Un ancien ponte de la BNS dénonce la «dictature des profits»


Voilà un homme que l’on taxerait difficilement de gauchiste idéaliste.

PAR ARIANE GIGON BORMANN

Banquier, assureur, membre durant seize ans du conseil de banque de la Banque nationale suisse, inscrit au Parti radical, Eduard Leemann fait pourtant dans son dernier ouvrage, «Die Macht des Geldes» («La puissance de l’argent») des propositions que l’on attribue rarement à des personnes ayant son profil. Et pourtant: l’ancien directeur financier de la CNA tire aujourd’hui la sonnette d’alarme en dénonçant la «dictature des profits».

«Je ne suis pas un idéologue, précise Eduard Leemann dans un entretien avec ce journal, mais j’ai écrit ce livre car l’évolution actuelle est dangereuse pour la stabilité de l’humanité».

Chute du communisme

L’ouvrage démarre sur un rappel de notions de base. «L’argent comme valeur d’échange doit nous permettre d’accéder à tous les biens de l’économie, écrit l’auteur. L’argent est la force motrice de l’économie et du commerce.» La dérive serait le résultat de facteurs conjoints: sous l’impulsion des progrès techniques, de la globalisation et des concentrations ou fusions, la valeur de l’argent s’est pervertie: l’argent est devenu un but en soi.

Eduard Leemann ne critique cependant pas les avantages des progrès techniques ou de la globalisation, source de richesses. «Mais nous payons le prix fort des revers de la médaille», dit-il.

Ainsi, les entreprises conduites non plus par des «patrons» responsables de leurs employés mais par des managers uniquement soucieux de rendement laissent de plus en plus de travailleurs sur le carreau. «Vouloir que des rendements de 20 à 30% soient la règle, comme l’a par exemple déclaré Marcel Ospel, président de l’UBS, en 1998, c’est de la folie! Lorsque l’argent devient un objectif absolu, tous les autres buts lui sont subordonnés, y compris la valeur de l’être humain.»
Chronologiquement, Eduard Leemann situe la rupture dans les années 90, après l’effondrement du communisme. «Du temps du communisme, les entrepreneurs pensaient qu’il ne fallait pas exagérer la recherche du profit de peur de pousser leurs employés dans les bras de l’«ennemi».

L’argent n’est pas neutre

Eduard Leemann fait référence aux philosophes et aux théoriciens de la pensée économique pour appuyer ses thèses et, parfois, pour les contredire. Ainsi, il s’inscrit en faux contre la théorie, encore très répandue, de John Stuart Mill selon laquelle la valeur de l’argent est neutre. Eduard Leemann s’attache au contraire à montrer que sa valeur est multiple et potentiellement porteuse de dérives. Une société équilibrée repose, selon l’auteur, sur une répartition correcte des revenus disponibles. «Dans les pays industrialisés, les salaires représentaient auparavant environ deux tiers de tous les revenus, explique Eduard Leemann. Le travail permettait de couvrir les besoins de la majorité des gens. Or cette part ne cesse de diminuer. Mais l’être humain ne se suffit pas à lui-même et dépend du partage du travail.»
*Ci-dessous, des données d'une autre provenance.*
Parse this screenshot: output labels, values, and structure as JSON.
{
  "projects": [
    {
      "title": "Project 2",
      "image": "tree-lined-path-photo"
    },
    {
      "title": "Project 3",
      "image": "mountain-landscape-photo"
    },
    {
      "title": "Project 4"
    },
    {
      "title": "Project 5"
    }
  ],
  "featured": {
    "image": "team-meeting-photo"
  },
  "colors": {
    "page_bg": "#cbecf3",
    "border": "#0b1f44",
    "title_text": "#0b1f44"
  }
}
Pour tenter de corriger cette évolution, Eduard Leemann ne remet pas en cause la société de marché, «à laquelle on ne peut renoncer». Mais il revendique une «économie de marché sociale, coresponsable et solidaire des citoyens défavorisés».
Un des moyens prônés par l’ancien banquier pour exercer cette solidarité est l’instauration d’un revenu minimum garanti, par exemple sous la forme d’impôts négatifs. «Cela vous étonnera peut-être, mais même Milton Friedmann ou Friedrich von Hayek avaient évoqué cette idée», affirme Eduard Leemann. Et la contradiction avec le primat libéral de l’autoresponsabilité? «Ce principe garde toute sa valeur mais perd sa priorité en regard du danger de voir des personnes sans perspectives, et notamment des jeunes, devenir violentes pour se procurer leurs moyens de subsistance», conclut l’auteur.

Eduard Leemann, «Die Macht des Geldes, Globalisierung, Gier und Grenzen», Orell Füssli Verlag, Zurich, ISBN 3-280-05162-2
«Lorsque l’argent devient un objectif absolu, tous les autres buts lui sont subordonnés.»